Calculate the volume of the body defined by $x^2+y^2+z^2≤1$ for which $x^2+z^2≥z$
Attempt:
For the volume, I used this formula: $V=\iint y(x,z)dxdz$
I find it easier to express the problem through $y$ instead of $z$, so I get the following:
$$y(x,z)= \sqrt{(1-x^2-z^2)}$$
$$x^2 + (z - \frac{1}{2 })^2 = ( \frac{1}{2} )^2$$
From these I can get the visual graph of the intersection and visualize the figure that I need to calculate the volume from.
Next I switch to polar coordinates:
$$x = r\cos(\phi)$$ $$z = r\sin(\phi)$$ $$|J| = r$$
From this, I get the integral bounds: $0 ≤ r ≤ \sin(\phi)$ and $0 ≤ \phi ≤ \pi$
For the first integral I get the following: $$\int \sqrt{1-r^2}rdr$$ with the respected bounds.
After the first integration, I get the following: $$ \frac{1}{3} \int (1-\cos^6(\phi))d\phi$$ with the respected bounds.

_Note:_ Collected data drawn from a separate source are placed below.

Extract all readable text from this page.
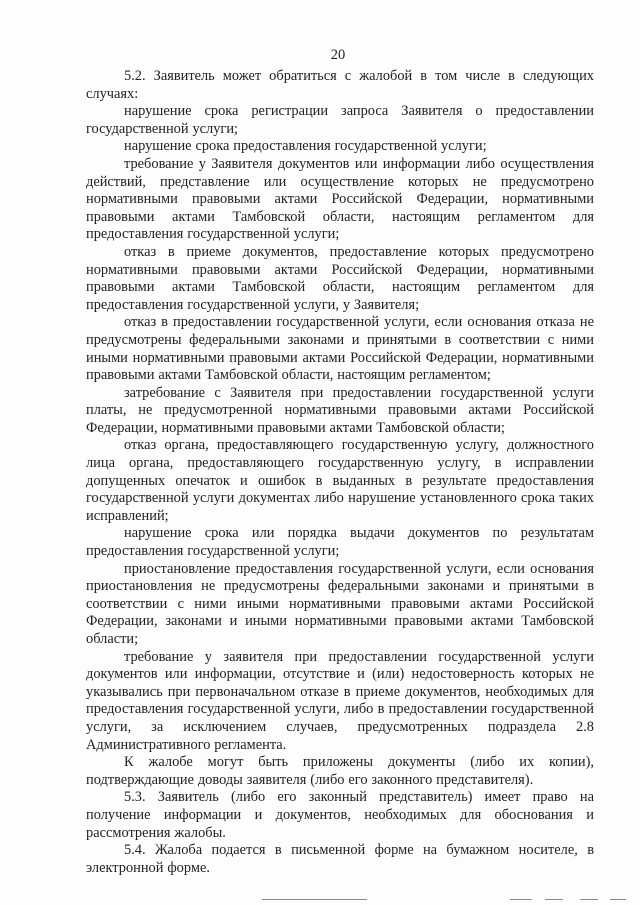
20

5.2. Заявитель может обратиться с жалобой в том числе в следующих случаях:

нарушение срока регистрации запроса Заявителя о предоставлении государственной услуги;

нарушение срока предоставления государственной услуги;

требование у Заявителя документов или информации либо осуществления действий, представление или осуществление которых не предусмотрено нормативными правовыми актами Российской Федерации, нормативными правовыми актами Тамбовской области, настоящим регламентом для предоставления государственной услуги;

отказ в приеме документов, предоставление которых предусмотрено нормативными правовыми актами Российской Федерации, нормативными правовыми актами Тамбовской области, настоящим регламентом для предоставления государственной услуги, у Заявителя;

отказ в предоставлении государственной услуги, если основания отказа не предусмотрены федеральными законами и принятыми в соответствии с ними иными нормативными правовыми актами Российской Федерации, нормативными правовыми актами Тамбовской области, настоящим регламентом;

затребование с Заявителя при предоставлении государственной услуги платы, не предусмотренной нормативными правовыми актами Российской Федерации, нормативными правовыми актами Тамбовской области;

отказ органа, предоставляющего государственную услугу, должностного лица органа, предоставляющего государственную услугу, в исправлении допущенных опечаток и ошибок в выданных в результате предоставления государственной услуги документах либо нарушение установленного срока таких исправлений;

нарушение срока или порядка выдачи документов по результатам предоставления государственной услуги;

приостановление предоставления государственной услуги, если основания приостановления не предусмотрены федеральными законами и принятыми в соответствии с ними иными нормативными правовыми актами Российской Федерации, законами и иными нормативными правовыми актами Тамбовской области;

требование у заявителя при предоставлении государственной услуги документов или информации, отсутствие и (или) недостоверность которых не указывались при первоначальном отказе в приеме документов, необходимых для предоставления государственной услуги, либо в предоставлении государственной услуги, за исключением случаев, предусмотренных подраздела 2.8 Административного регламента.

К жалобе могут быть приложены документы (либо их копии), подтверждающие доводы заявителя (либо его законного представителя).

5.3. Заявитель (либо его законный представитель) имеет право на получение информации и документов, необходимых для обоснования и рассмотрения жалобы.

5.4. Жалоба подается в письменной форме на бумажном носителе, в электронной форме.
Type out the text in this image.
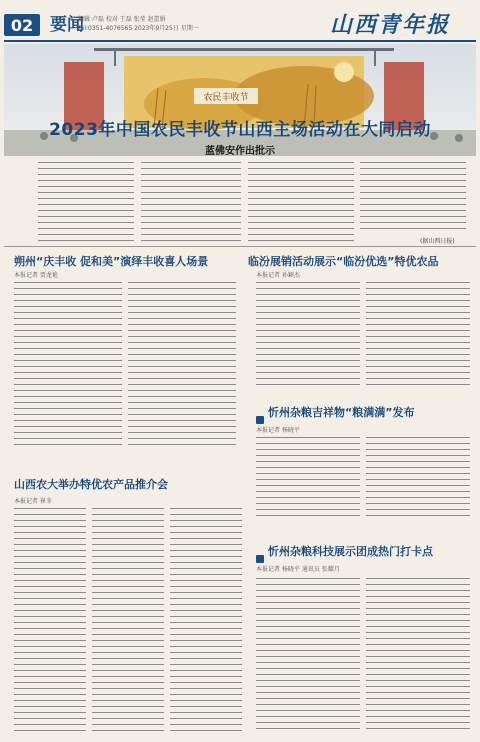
02 要闻
编辑 卢磊 校对 王磊 张莹 赵蕾娟
Tel:0351-4076565 2023年9月25日 星期一	山西青年报
农民丰收节
2023年中国农民丰收节山西主场活动在大同启动
蓝佛安作出批示
(据山西日报)
朔州“庆丰收 促和美”演绎丰收喜人场景
本报记者 贾龙艳
临汾展销活动展示“临汾优选”特优农品
本报记者 孙颖杰
忻州杂粮吉祥物“粮满满”发布
本报记者 杨晓平
山西农大举办特优农产品推介会
本报记者 崔冬
忻州杂粮科技展示团成热门打卡点
本报记者 杨晓平 通讯员 张耀月
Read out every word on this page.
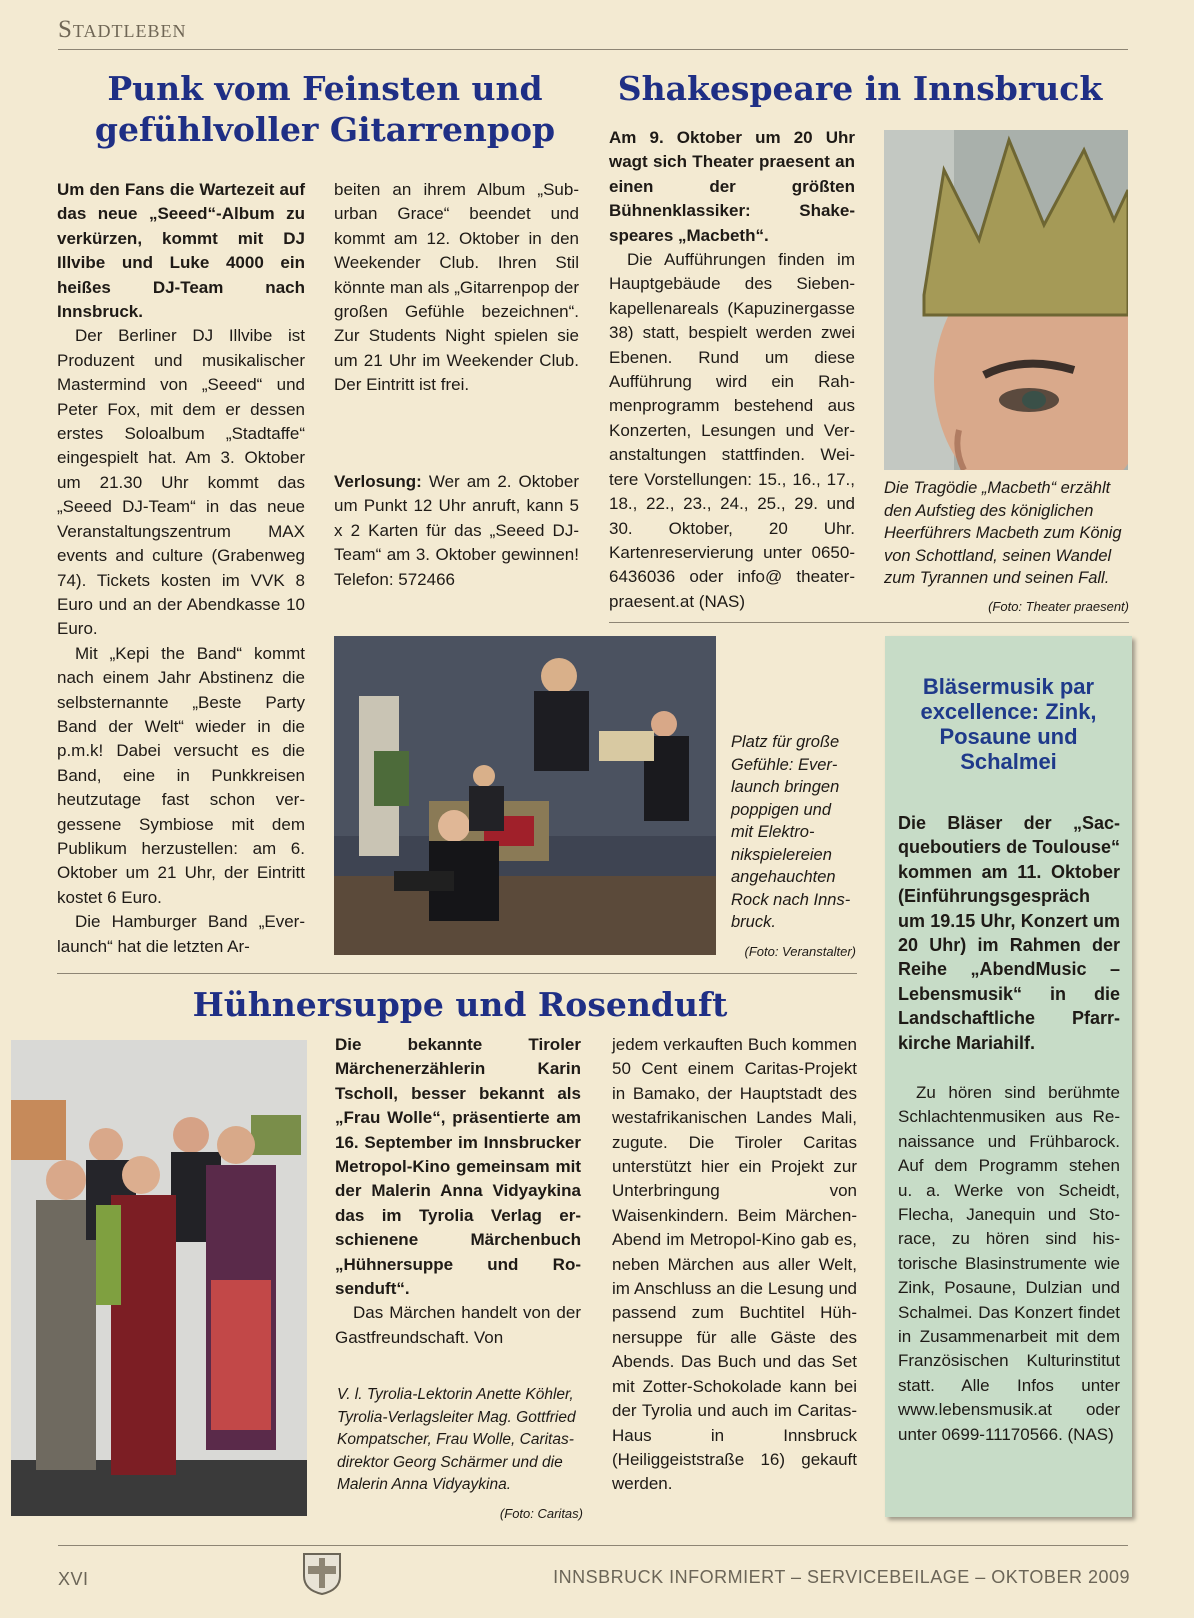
Stadtleben
Punk vom Feinsten und
gefühlvoller Gitarrenpop

Um den Fans die Wartezeit auf das neue „Seeed“-Album zu verkürzen, kommt mit DJ Illvibe und Luke 4000 ein heißes DJ-Team nach Innsbruck.

Der Berliner DJ Illvibe ist Produzent und musikalischer Mastermind von „Seeed“ und Peter Fox, mit dem er dessen erstes Soloalbum „Stadtaffe“ eingespielt hat. Am 3. Oktober um 21.30 Uhr kommt das „Seeed DJ-Team“ in das neue Veranstaltungszentrum MAX events and culture (Grabenweg 74). Tickets kosten im VVK 8 Euro und an der Abendkasse 10 Euro.

Mit „Kepi the Band“ kommt nach einem Jahr Abstinenz die selbsternannte „Beste Party Band der Welt“ wieder in die p.m.k! Dabei versucht es die Band, eine in Punkkreisen heutzutage fast schon vergessene Symbiose mit dem Publikum herzustellen: am 6. Oktober um 21 Uhr, der Eintritt kostet 6 Euro.

Die Hamburger Band „Everlaunch“ hat die letzten Ar-

beiten an ihrem Album „Suburban Grace“ beendet und kommt am 12. Oktober in den Weekender Club. Ihren Stil könnte man als „Gitarrenpop der großen Gefühle bezeichnen“. Zur Students Night spielen sie um 21 Uhr im Weekender Club. Der Eintritt ist frei.

Verlosung: Wer am 2. Oktober um Punkt 12 Uhr anruft, kann 5 x 2 Karten für das „Seeed DJ-Team“ am 3. Oktober gewinnen! Telefon: 572466

Platz für große Gefühle: Everlaunch bringen poppigen und mit Elektronikspielereien angehauchten Rock nach Innsbruck.
(Foto: Veranstalter)
Shakespeare in Innsbruck

Am 9. Oktober um 20 Uhr wagt sich Theater praesent an einen der größten Bühnenklassiker: Shakespeares „Macbeth“.

Die Aufführungen finden im Hauptgebäude des Siebenkapellenareals (Kapuzinergasse 38) statt, bespielt werden zwei Ebenen. Rund um diese Aufführung wird ein Rahmenprogramm bestehend aus Konzerten, Lesungen und Veranstaltungen stattfinden. Weitere Vorstellungen: 15., 16., 17., 18., 22., 23., 24., 25., 29. und 30. Oktober, 20 Uhr. Kartenreservierung unter 0650-6436036 oder info@ theater-praesent.at (NAS)

Die Tragödie „Macbeth“ erzählt den Aufstieg des königlichen Heerführers Macbeth zum König von Schottland, seinen Wandel zum Tyrannen und seinen Fall.
(Foto: Theater praesent)
Hühnersuppe und Rosenduft

Die bekannte Tiroler Märchenerzählerin Karin Tscholl, besser bekannt als „Frau Wolle“, präsentierte am 16. September im Innsbrucker Metropol-Kino gemeinsam mit der Malerin Anna Vidyaykina das im Tyrolia Verlag erschienene Märchenbuch „Hühnersuppe und Rosenduft“.

Das Märchen handelt von der Gastfreundschaft. Von

V. l. Tyrolia-Lektorin Anette Köhler, Tyrolia-Verlagsleiter Mag. Gottfried Kompatscher, Frau Wolle, Caritasdirektor Georg Schärmer und die Malerin Anna Vidyaykina.
(Foto: Caritas)

jedem verkauften Buch kommen 50 Cent einem Caritas-Projekt in Bamako, der Hauptstadt des westafrikanischen Landes Mali, zugute. Die Tiroler Caritas unterstützt hier ein Projekt zur Unterbringung von Waisenkindern. Beim Märchen-Abend im Metropol-Kino gab es, neben Märchen aus aller Welt, im Anschluss an die Lesung und passend zum Buchtitel Hühnersuppe für alle Gäste des Abends. Das Buch und das Set mit Zotter-Schokolade kann bei der Tyrolia und auch im Caritas-Haus in Innsbruck (Heiliggeiststraße 16) gekauft werden.

Bläsermusik par excellence: Zink, Posaune und Schalmei

Die Bläser der „Sacqueboutiers de Toulouse“ kommen am 11. Oktober (Einführungsgespräch um 19.15 Uhr, Konzert um 20 Uhr) im Rahmen der Reihe „AbendMusic – Lebensmusik“ in die Landschaftliche Pfarrkirche Mariahilf.

Zu hören sind berühmte Schlachtenmusiken aus Renaissance und Frühbarock. Auf dem Programm stehen u. a. Werke von Scheidt, Flecha, Janequin und Storace, zu hören sind historische Blasinstrumente wie Zink, Posaune, Dulzian und Schalmei. Das Konzert findet in Zusammenarbeit mit dem Französischen Kulturinstitut statt. Alle Infos unter www.lebensmusik.at oder unter 0699-11170566. (NAS)

XVI	INNSBRUCK INFORMIERT – SERVICEBEILAGE – OKTOBER 2009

The final result is: $V = \dfrac{11\pi}{48}$.
Can anyone confirm if this is the correct result?
The problem asks you to compute the volume of the region inside the sphere $x^2+y^2+z^2=1$ and outside the cylinder $x^2+(z-1/2)^2=(1/2)^2$ whose boundary cannot be expressed in the form $y=f(x,z)$ for some $f$.
The volume of the region that is shared by both the cylinder and the sphere can be expressed as an iterated triple integral:
$$\int_0^\pi \int_0^{\sin(\theta)} \int_{-\sqrt{1-r^2}}^{\sqrt{1-r^2}}\mathrm{dy}r\mathrm{d}r\mathrm{d}\theta$$ Now subtract this from $4\pi/3$ to get your answer.